One of the best I’ve ever tried is the Opthimus 25, originating in Dominican Republic, home of the Brugal, Bermudez and Barcelo (and Matusalem) and bottled by Oliver & Oliver, a company in existence since the mid 19th century and founded by the Cuban family of Juanillo Oliver, a Catalan/Mallorcan emigre. Abandoning Cuba in 1959, members of the family re-established the company in the early nineties in the DR after finding the supposed original recipe for their forebears’ rum. They also produce the Cubaney line, and the sub-par Opthimus 18 (at a jelly-kneed 38%) and the fully awesome Opthimus 15 (which may be the best of the lot simply because it is a shade younger and has therefore not been smoothened out so much as to eviscerate its more complex nature). The 25 I tasted was bottle 795 of 1350 the 2011 production run, and cost an eye-glazing €108 for the 500ml bottle pictured above.

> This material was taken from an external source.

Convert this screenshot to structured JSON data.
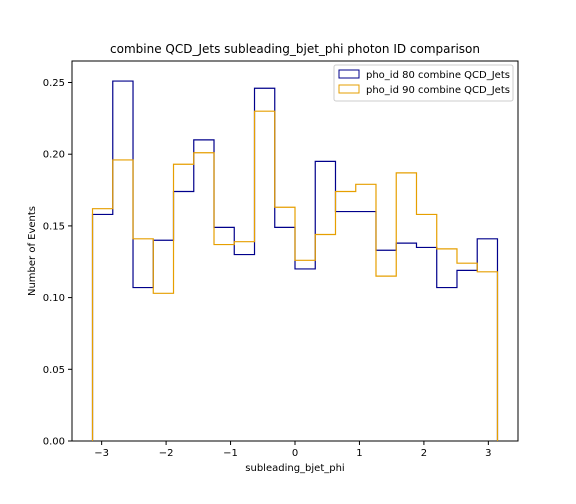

Like most soleras I have tried, this 43% ABV version was warm and soft and billowy to the nose, with scents of caramel and burnt sugar being subtly upstaged by nutmeg, banana and cinnamon…and an odd kind of brininess hinted at, not driven home with a bludgeon to the schnozz. And the label makes it clear why: the rum was finished in Tomatin malt whisky casks in Scotland (no info is given as to how long, alas). That’s quite different from many other rums, which finish in wine casks of some sort (though Cadenhead, you’ll recall, does have the Laphroaig-finished Demerara rum). I shrugged and passed on – after all, the feinty wine notes of the Rum Nation products enhanced the overall profile, so who was to say this was bad?  Not I.

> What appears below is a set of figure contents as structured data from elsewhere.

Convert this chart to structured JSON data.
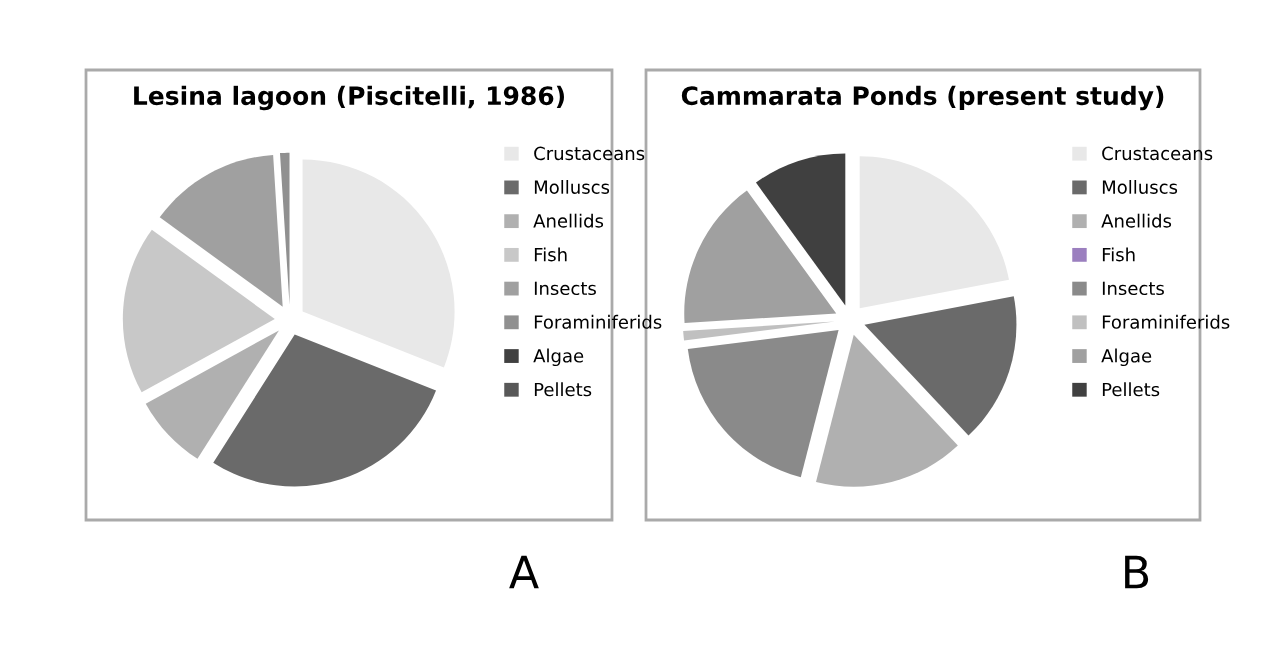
{
  "chart_data": [
    {
      "type": "pie",
      "title": "Lesina lagoon (Piscitelli, 1986)",
      "categories": [
        "Crustaceans",
        "Molluscs",
        "Anellids",
        "Fish",
        "Insects",
        "Foraminiferids",
        "Algae",
        "Pellets"
      ],
      "values": [
        31,
        28,
        8,
        18,
        14,
        1,
        0,
        0
      ],
      "colors": [
        "#e8e8e8",
        "#6a6a6a",
        "#b0b0b0",
        "#c8c8c8",
        "#a0a0a0",
        "#909090",
        "#404040",
        "#585858"
      ],
      "legend": "right",
      "annotations": [
        "A"
      ]
    },
    {
      "type": "pie",
      "title": "Cammarata Ponds (present study)",
      "categories": [
        "Crustaceans",
        "Molluscs",
        "Anellids",
        "Fish",
        "Insects",
        "Foraminiferids",
        "Algae",
        "Pellets"
      ],
      "values": [
        22,
        16,
        16,
        0,
        19,
        1,
        16,
        10
      ],
      "colors": [
        "#e8e8e8",
        "#6a6a6a",
        "#b0b0b0",
        "#9b7fbf",
        "#8a8a8a",
        "#c0c0c0",
        "#a0a0a0",
        "#404040"
      ],
      "legend": "right",
      "annotations": [
        "B"
      ]
    }
  ]
}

The arrival was also a bit off the beaten track, with the brininess I had noted sticking around as if to see wh’appenin’ (as my West Indian squaddies would say); a bit sweet, a bit salty, like biscuits in a teriyaki sauce (I kid you not). There was a touch of iodine-like peat in there, but the rum itself was brown-sugar-sweet and smooth and strong enough not to be overwhelmed by it, and that sly touch of mischief appealed to me a lot, a fact aided by a lovely, warm finish with no hint of malice or bile in spite of the 43% strength, redolent of caramel and breakfast spice (and yup, that touch of brine again, sneaking in through the back door). Honestly, this reminded me nothing so much as of the lovely brown-skinned, dark-eyed Guyanese lasses I regularly fell in and out of love with in my teenage years…warm, friendly, smart, inviting, funny and with just a touch of the flirt to keep me at bay.

I’m going to go on record as saying this is a pretty good rum, it beats out the embarrassingly underproofed 18, and yup, it’s a bit pricey; still, for my money it is eclipsed by the cheaper 15, the same way some believe the El Dorado 15 is a better rum than the 21 or 25 (my father among them). I don’t often hold with such uninformed opinions from my supposed elders and purported betters, dogmatically held and long (and loudly) proclaimed. Yet in this case I have to concede that while the 25 is a really well put-together rum which presses all the right buttons (and loves me, unlike all the aforementioned lasses, who probably had better sense), it somehow, through a subtle loss of alchemy, fails to quite be the Prime it may have been meant to be. Note that there are other variations of the 25 out there, some weaker, some finished in different casks

Let that not stop you from trying it if you have a chance, though. You won’t be sorry. It’s a lovely rum.

(#124. 86/100)


Other notes

  • I sampled this in 2012, and going at it again in 2016 suggested how my preferences and perceptions charged.  There’s an undercurrent of sweetness to it I had not paid enough attention to before.  I have not done an in-depth check for additives but it’s likely (based on taste alone), so caveat emptor.